Uncharted: Fight for Fortune was always going to feel like a letdown compared to the epic adventure of Uncharted: Golden Abyss. Billed as a classic card game, the title lacks the explosive attraction of its parent franchise. But can the cheap and cheerful digital title succeed on its own merits, irrespective of the property that it's based upon?
It's certainly equipped with an extensive campaign. The Fortune Hunter mode – as it's appropriately named – consists of a selection of turn-based confrontations against various stars from the Uncharted universe. It's effectively a variation on Top Trumps, with character cards duking it out according to attack and defence attributes.

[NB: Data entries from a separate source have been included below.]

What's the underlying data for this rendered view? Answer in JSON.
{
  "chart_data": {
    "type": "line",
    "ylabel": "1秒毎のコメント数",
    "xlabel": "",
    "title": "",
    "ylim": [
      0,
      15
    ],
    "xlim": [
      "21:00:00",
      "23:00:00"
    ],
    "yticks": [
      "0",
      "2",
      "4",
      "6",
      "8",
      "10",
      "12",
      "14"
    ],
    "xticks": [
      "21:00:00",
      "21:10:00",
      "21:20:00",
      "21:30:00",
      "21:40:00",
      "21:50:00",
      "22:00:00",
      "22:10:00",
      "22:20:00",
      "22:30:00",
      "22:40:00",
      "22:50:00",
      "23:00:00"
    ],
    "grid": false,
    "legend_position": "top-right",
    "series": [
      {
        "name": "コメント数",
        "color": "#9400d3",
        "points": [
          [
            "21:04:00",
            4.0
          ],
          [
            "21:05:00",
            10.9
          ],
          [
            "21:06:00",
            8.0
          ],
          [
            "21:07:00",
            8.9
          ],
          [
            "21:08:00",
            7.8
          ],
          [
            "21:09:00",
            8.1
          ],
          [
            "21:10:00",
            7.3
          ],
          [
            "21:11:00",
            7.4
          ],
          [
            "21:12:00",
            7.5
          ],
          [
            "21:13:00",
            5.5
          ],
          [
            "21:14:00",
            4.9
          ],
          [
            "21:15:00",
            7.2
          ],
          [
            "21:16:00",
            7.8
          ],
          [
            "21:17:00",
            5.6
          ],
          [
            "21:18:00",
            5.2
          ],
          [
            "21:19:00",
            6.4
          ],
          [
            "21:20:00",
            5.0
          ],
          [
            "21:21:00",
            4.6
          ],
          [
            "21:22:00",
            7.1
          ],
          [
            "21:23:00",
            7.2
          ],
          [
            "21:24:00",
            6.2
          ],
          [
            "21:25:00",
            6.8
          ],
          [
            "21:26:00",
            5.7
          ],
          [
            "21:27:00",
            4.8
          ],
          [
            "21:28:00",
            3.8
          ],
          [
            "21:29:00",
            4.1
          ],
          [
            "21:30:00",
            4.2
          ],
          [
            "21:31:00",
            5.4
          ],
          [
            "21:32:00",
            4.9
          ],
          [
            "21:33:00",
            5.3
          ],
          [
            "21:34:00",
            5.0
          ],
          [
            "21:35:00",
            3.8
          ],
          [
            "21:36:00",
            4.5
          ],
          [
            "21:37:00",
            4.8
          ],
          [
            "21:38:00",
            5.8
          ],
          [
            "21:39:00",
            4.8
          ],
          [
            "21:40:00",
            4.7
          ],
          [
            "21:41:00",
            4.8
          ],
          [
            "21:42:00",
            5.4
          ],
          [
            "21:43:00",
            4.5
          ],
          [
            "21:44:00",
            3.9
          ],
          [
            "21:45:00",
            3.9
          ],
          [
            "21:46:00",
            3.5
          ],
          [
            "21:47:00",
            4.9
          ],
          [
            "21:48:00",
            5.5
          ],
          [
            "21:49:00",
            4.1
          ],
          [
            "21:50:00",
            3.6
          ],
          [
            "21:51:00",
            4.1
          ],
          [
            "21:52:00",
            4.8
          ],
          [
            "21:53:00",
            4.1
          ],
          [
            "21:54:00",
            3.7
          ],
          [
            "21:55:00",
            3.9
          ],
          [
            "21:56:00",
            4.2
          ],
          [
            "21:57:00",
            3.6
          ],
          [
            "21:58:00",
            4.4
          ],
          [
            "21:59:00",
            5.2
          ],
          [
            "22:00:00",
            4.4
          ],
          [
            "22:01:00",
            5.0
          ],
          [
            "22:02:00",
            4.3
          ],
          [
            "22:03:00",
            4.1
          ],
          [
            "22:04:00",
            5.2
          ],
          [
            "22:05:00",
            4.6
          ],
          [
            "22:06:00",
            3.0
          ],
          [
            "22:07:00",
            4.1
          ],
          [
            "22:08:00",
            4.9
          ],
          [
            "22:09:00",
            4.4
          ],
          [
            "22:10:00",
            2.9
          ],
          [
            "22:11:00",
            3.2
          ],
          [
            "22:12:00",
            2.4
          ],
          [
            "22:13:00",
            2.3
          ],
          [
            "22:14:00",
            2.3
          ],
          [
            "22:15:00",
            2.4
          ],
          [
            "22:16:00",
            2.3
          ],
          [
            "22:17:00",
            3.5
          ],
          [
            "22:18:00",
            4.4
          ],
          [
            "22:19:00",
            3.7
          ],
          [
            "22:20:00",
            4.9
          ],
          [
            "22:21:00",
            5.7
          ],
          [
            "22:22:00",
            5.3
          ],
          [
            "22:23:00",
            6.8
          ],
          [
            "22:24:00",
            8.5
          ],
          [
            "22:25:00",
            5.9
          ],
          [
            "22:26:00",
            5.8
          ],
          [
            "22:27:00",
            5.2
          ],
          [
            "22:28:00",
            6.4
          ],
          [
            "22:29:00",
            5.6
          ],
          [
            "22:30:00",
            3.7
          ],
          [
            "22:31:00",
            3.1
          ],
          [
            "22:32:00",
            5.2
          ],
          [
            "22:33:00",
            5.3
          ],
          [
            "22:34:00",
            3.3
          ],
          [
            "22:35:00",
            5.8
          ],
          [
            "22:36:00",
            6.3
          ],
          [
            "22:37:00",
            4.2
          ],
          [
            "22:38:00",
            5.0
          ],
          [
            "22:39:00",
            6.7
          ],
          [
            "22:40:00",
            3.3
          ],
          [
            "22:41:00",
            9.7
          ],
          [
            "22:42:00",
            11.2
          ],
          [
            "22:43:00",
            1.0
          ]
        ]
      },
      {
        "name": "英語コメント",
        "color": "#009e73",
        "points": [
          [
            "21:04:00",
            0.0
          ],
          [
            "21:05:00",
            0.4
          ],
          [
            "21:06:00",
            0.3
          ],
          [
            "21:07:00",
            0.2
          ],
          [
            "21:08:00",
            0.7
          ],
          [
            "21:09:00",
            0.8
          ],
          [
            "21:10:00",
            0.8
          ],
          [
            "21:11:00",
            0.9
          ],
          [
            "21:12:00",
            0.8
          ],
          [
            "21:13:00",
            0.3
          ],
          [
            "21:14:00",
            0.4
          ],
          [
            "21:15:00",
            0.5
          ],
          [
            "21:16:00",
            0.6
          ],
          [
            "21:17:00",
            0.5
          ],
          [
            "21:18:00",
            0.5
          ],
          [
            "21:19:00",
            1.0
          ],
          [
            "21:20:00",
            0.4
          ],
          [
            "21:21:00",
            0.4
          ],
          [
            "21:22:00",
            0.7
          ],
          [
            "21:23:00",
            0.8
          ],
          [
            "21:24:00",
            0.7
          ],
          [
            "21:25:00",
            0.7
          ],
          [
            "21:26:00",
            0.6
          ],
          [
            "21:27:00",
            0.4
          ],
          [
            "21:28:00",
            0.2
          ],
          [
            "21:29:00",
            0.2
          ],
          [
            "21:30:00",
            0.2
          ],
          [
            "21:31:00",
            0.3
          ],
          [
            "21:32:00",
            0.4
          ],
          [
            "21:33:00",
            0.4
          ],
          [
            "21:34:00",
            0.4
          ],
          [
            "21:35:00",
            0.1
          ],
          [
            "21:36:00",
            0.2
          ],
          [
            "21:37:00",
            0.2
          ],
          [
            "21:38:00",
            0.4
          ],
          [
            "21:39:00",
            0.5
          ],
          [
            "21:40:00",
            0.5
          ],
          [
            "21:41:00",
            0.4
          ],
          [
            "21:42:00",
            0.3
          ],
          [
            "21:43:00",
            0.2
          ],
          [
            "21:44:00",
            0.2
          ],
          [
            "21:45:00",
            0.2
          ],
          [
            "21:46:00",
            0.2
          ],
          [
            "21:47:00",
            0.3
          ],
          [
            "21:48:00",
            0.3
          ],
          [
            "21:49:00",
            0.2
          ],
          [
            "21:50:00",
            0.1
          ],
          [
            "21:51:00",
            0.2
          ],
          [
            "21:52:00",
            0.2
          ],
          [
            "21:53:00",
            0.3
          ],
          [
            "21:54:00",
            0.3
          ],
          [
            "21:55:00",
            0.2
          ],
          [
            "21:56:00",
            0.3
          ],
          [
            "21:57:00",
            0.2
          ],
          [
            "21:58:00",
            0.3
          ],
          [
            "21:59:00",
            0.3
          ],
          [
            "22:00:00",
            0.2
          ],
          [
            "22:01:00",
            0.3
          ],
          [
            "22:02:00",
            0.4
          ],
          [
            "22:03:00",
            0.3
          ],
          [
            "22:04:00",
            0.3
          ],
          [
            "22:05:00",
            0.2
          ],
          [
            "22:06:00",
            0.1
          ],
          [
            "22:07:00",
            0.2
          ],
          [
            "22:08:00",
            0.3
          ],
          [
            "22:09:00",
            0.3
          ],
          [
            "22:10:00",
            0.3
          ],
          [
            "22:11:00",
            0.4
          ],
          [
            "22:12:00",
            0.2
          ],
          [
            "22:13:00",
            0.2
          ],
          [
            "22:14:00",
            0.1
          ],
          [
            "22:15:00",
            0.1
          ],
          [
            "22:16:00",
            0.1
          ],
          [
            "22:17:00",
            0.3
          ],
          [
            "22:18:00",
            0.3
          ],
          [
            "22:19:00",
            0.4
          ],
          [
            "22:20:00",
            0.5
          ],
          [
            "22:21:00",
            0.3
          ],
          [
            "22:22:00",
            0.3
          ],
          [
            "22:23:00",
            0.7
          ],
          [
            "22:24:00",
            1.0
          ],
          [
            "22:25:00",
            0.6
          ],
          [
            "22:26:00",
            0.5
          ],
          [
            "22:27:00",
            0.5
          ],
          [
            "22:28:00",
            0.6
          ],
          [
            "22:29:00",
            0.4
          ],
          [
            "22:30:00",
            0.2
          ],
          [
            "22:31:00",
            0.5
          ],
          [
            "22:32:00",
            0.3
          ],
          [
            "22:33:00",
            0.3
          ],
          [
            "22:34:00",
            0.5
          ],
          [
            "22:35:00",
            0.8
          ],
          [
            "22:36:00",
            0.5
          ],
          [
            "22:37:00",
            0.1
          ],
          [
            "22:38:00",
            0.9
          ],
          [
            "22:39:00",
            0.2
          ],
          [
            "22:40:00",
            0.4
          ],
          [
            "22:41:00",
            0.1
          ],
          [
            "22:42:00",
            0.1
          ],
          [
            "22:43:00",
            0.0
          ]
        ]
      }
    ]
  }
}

Cards are moved around the screen with a swipe of the finger, while static backgrounds and familiar motifs from Greg Edmonson's famous soundtrack make up the music.
Different types of cards – fortune and resource – add genuine strategy to the proceedings, as you augment your characters with damage bonuses and shields. The effectiveness of these cards can be enhanced by collecting the treasures in the aforementioned Golden Abyss, creating a strong sense of continuity between the two games.
The gameplay loop sees you applying a character card to one of five slots, and then layering it with fortunes and resources. You can choose to bank the latter types, building up statistical bonuses which may (or may not) give you a strategic edge later in the battle. At the end of each turn, your character cards will attack those directly opposite, depleting their health points. If there's an empty slot on the other side, then you'll land a direct hit on your opponent. The aim is to whittle down your foe's energy, while protecting your own.
Winning a battle serves up one of five rewards, providing plenty of opportunity for repeat plays. Coupled with the game's deck building, secret avatars, and unlockable backgrounds, there's certainly plenty to do if card games are your forte. Sadly, it's not going to appeal to everyone, with the pacing desperately slow at times. It can feel like you're locked in never-ending battles, as you cycle through the motions, desperate to reduce your opponent's health to zero.
The multiplayer is similarly laborious. While the asynchronous mode fits the portable context well, the lack of notifications and alerts means that you'll need to constantly check the component in order to see if it's your turn. If you fail to move within a 48-hour period, you'll automatically lose. Seeing as matches can be long-winded in real-time, it's simply not a fun way to play. More enjoyable is passing your PlayStation Vita backwards and forwards with a friend.
Uncharted: Fight for Fortune is a stopgap title that's designed to bolster the PlayStation Vita's limited line-up, and it's a decent idea when taken on its own merits. Unfortunately, the slow pacing and stripped back presentation make it an acquired taste, and a somewhat strange addition to Naughty Dog's otherwise flamboyant franchise.